Well, it only took three months, but the USB key I was driving my Microserver from went bang over the weekend. It started accumulating a lot of errors, and fsck fixed the errors, but they just came back again. Doing some analysis, I don’t believe that I was committing too many writes to the key - I only would have made under 1Gb worth of writes, and with a 16Gb USB key, there’s no way I should have committed enough writes to be able to blow the read/write cycle limit of even one block on the key.
Given that the key was a very small key, I’m inclined to believe that it didn’t have a proper wear level controller on it. In counterexample, I have another box that’s been happily running on a compactflash card (underlying technology is still flash) for over two years without issues.
Anyway, it was all rather painful.
So I’ve reconstructed my Microserver, set up some cron jobs to back it up to spinning rust disks once a day, and I’ve also set up some jobs and other such so that MRTG writes its data to a tmpfs ramdisk, and then once every two hours that data gets zipped up and dumped onto the USB key. That way I have a single ~250k set of writes once every two hours instead of ~650k every five minutes. We’ll see how it goes.

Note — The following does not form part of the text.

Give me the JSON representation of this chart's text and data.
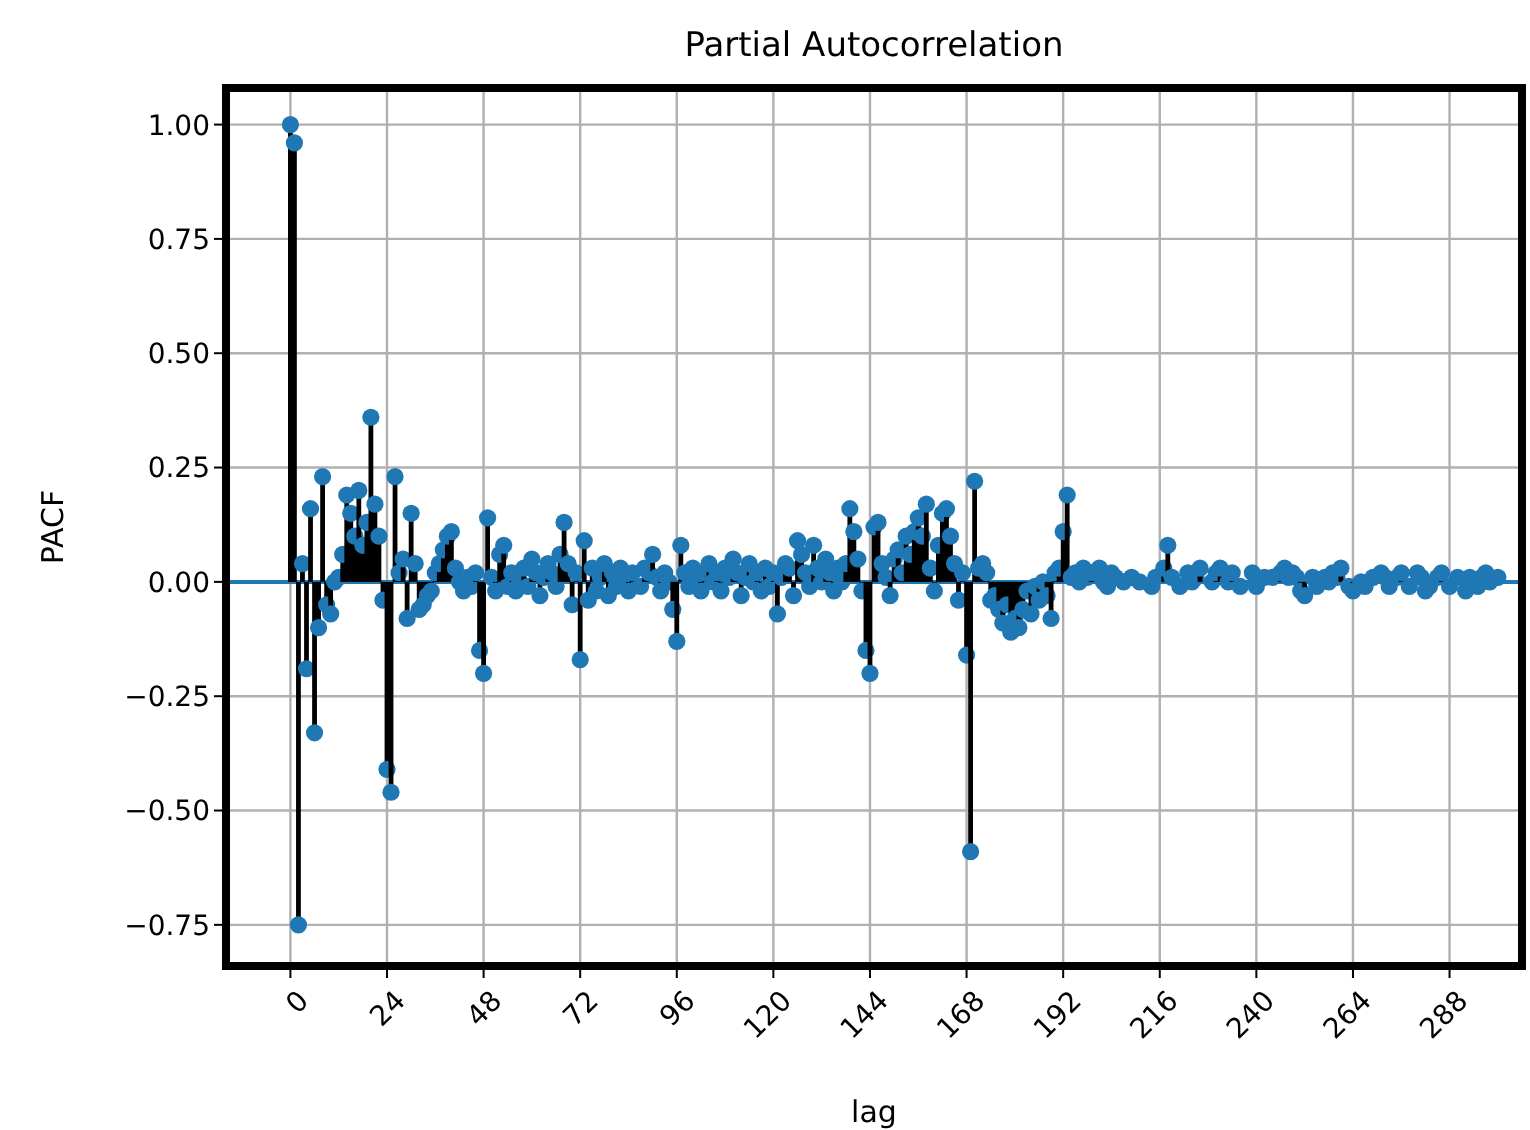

I’ve also been given the idea from a work colleague of using rsync to make hardlinked backups of my USB key to rust. I’ll experiment with that later and report results.
On the Arduinoven front, I’ve gotten the PID controller working acceptably - I had to use a temperature averaging algorithm to filter out noise. I haven’t touched the code in a week or two, but I’ll keep working on it when I have time. The hardware itself has worked perfectly, which I’m pretty happy about.